In our Star Wars travel guide, we journey to the distant planet of Tatooine, after our two week stay on Alderaan was abruptly cancelled for some reason.
While looking through an undisclosed branded holiday aggregator site we found an offer for a short break to a hotel just outside of Mos Eisley. We liked the idea of a beach type holiday so we went for it.
Tatooine it for the long haul
I must start by saying this planet is hot, very hot. It is just sunburn waiting to happen. My wife decided against wearing her metal bikini and covered up for the whole trip. Just as well as the locals seemed like a lecherous bunch.
After a long flight and a short speeder transfer we got there early evening. Upon arrival at the hotel we were greeted with drinks and canapés. Be warned blue milk does not go with vol-au-vents.
After checking in we were taken to our room, which was surprisingly big. The bathroom was rather sparse and there was only one soap for the shower and sink. I found the lack of toiletries disturbing, but I let it go as we got it cheap.
On our first full day we explored the local town, which had little to offer tourists. My wife bought a trinket from one of the numerous Sand People peddling cheap tat on the streets. I told her that they would be back in greater numbers but she didn’t heed my warning. Pretty soon there were loads of them trying to sell us things, at least I think it was loads of them, it was hard to tell. We beat a hasty retreat back to the hotel.

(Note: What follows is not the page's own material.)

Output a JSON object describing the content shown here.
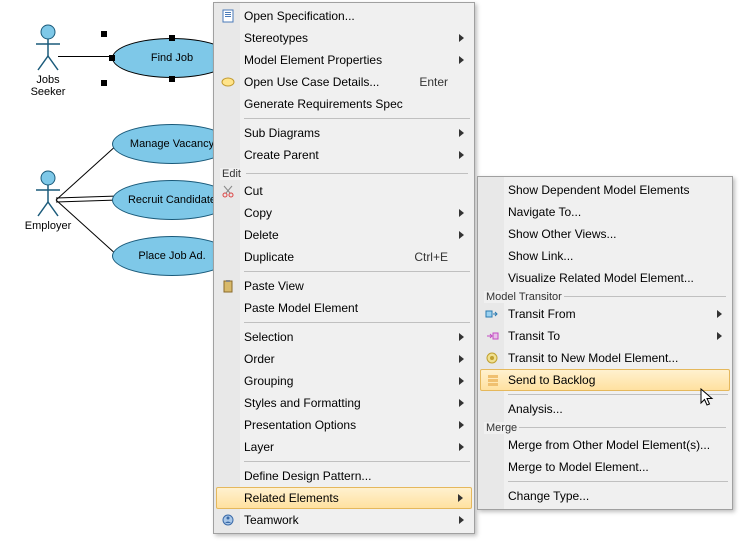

The evening’s entertainment consisted of a local band who were pretty bad. The keyboard elephant was obviously miming to a tape and the oboe pig was dreadfully out of tune. I ended up talking to a seal-faced man at the bar. I couldn’t understand a word he was saying but got the distinct impression he didn’t like me. We went to bed early so as to avoid a scene and we had to be up for an excursion the next day.
We awoke at the crack of dawns for a trip to the Great Pit of Carkoon. After a bumpy speeder ride we arrived at the Pit to find that a glass platform had been erected out over half of it. This was a very touristy move by the Tatooine council and needless to say it’s health and safety gone mad. Surely you can stand at the edge of an all-powerful natural wonder without falling in?

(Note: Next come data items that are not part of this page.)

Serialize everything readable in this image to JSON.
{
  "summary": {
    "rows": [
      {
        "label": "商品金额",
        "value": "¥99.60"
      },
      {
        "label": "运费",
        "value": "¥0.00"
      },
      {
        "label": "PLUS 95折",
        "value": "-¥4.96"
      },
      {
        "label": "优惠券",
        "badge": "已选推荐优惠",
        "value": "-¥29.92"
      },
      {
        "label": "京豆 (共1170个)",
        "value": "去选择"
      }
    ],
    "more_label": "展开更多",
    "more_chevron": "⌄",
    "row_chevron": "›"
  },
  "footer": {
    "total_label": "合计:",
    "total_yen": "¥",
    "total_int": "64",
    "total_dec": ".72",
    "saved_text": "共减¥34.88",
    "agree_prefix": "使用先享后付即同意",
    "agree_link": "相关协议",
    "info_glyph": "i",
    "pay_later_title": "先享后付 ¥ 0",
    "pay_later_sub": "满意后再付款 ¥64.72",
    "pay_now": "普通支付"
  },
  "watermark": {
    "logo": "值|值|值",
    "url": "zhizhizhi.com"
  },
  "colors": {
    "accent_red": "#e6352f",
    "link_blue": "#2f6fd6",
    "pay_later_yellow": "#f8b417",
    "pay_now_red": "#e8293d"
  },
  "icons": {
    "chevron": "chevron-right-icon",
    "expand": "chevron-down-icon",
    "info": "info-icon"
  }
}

We stopped at a Nerf farm on the way back, for some refreshments and to pet the animals. I wouldn’t recommend the place to anyone. The staff’s general appearance left a lot to be desired and I am now officially sick of blue milk.

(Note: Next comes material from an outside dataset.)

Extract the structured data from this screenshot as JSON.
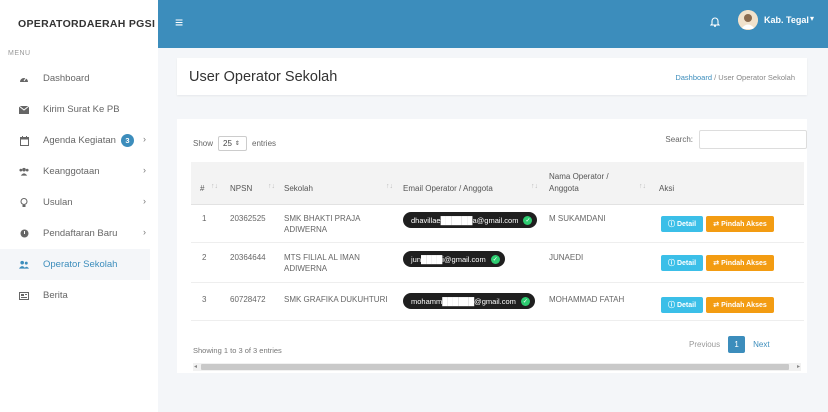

Day three saw us take a shopping trip to a Jawa village, which was basically a giant stupid car. We wanted some mementos of the trip, but all they really sold was run down droids. These were not the gifts we were looking for. My wife nearly bought an inexplicable walking cube but I talked her out of it. We returned to the hotel giftless.
I went out that night early on, to get photos of the sunsets, it took four hours and I lost patience. Noticed womprats by the hotel bins, someone should really sort them out. No entertainment was provided that evening as there was some kind of kerfuffle involving that seal-faced man the night before, so it was another early night for us.
The next day it was back to Anchorhead for our flight home. Security was tight at the airport, There were Imperial troops on lizard horses everywhere. I’m glad we didn’t buy that droid.
All in all this was a terrible holiday and nothing like the brochure claimed. We will never use Hutt Travel again. Mos Eisley is a wretched hive of sun and mediocrity and I will not be returning. It is now four weeks on and my stomach is still feeling the effects of blue milk.